Route B takes you to using the bind option to restrict dashboard access. With access lists, you can control exactly who, and from what source, someone can view your local Agent dashboard. This route is ideal for those who want to secure the local Agent dashboard from unauthorized access and see everything in Netdata Cloud, but also want the flexibility to build custom local dashboards or power other business processes with Netdata’s API.

Learn how to take route B.

  • Pros:
    • Leave the local Agent dashboard running, but restricted to only known networks or trusted external IPs.
    • Full compatibility with Netdata Cloud’s dashboards and features.
  • Cons:
    • Requires more upfront configuration and knowledge of access lists.
    • Requires a relatively static IP or management LAN.

Route C is the original, and it’s still good: Put Netdata behind a reverse web proxy like Nginx, which then provides all sorts of value-added benefits like HTTPS connections and username/password authentication. A robust, dedicated web server like Nginx provides more stability and security, plus many more configuration options, which is why we use it in front of our London demo server. You’re also not limited to Nginx, as this route gels nicely with Apache, Lighttpd, HAProxy, and Caddy. You can still connect to Netdata Cloud, since the WSS connection works in parallel with HTTPS from your browser. It’s the best of all worlds, but it does take more time and Linux systems experience to do properly.

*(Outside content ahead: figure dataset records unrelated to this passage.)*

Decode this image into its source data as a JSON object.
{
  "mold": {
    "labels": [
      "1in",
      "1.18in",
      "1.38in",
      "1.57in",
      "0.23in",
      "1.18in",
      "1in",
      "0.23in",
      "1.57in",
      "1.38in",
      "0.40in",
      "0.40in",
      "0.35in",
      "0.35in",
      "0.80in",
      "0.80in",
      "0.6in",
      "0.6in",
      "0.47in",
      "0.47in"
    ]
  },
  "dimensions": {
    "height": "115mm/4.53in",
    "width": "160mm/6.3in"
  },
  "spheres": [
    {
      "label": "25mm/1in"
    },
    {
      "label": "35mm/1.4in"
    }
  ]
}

Learn how to take route C.

  • Pros:
    • Leave the local Agent dashboard running, with optional password authentication.
    • Leverage a dedicated web server’s additional features and configuration options.
    • Optional easy HTTPS/SSL with Let’s Encrypt.
    • Full compatibility with Netdata Cloud’s dashboards and features.
  • Cons:
    • Requires the most upfront configuration, installation of new packages, and knowledge of web server configuration.
    • Requires some knowledge of TLS keypairs.
    • Often requires a domain name to associate with the node, which in turn requires some DNS configuration.

Choose your own adven… monitoring setup

A monitoring solution should slot seamlessly into the existing strategy to organize and secure both individual nodes and the entire infrastructure, not advocate for one route or another. We have no desire to tell our users how to do that work, nor are we qualified to offer best practices for your particular environment.

And now that you’re educated about the routes available to you, you have all the know-how to make the best decision for your infrastructure. You could even choose to leave port 19999 exposed by default and choose to secure your nodes in other ways, which is what we’ve done with our own demo server.

Whichever way you go, Netdata is ready to meet you halfway with the same per-second metrics, instant visualizations, and powerful infrastructure monitoring tools in Netdata Cloud. What some used to call an insecure default, we can now name correctly: a configurable default that emphasizes immediate results and puts trust in our users.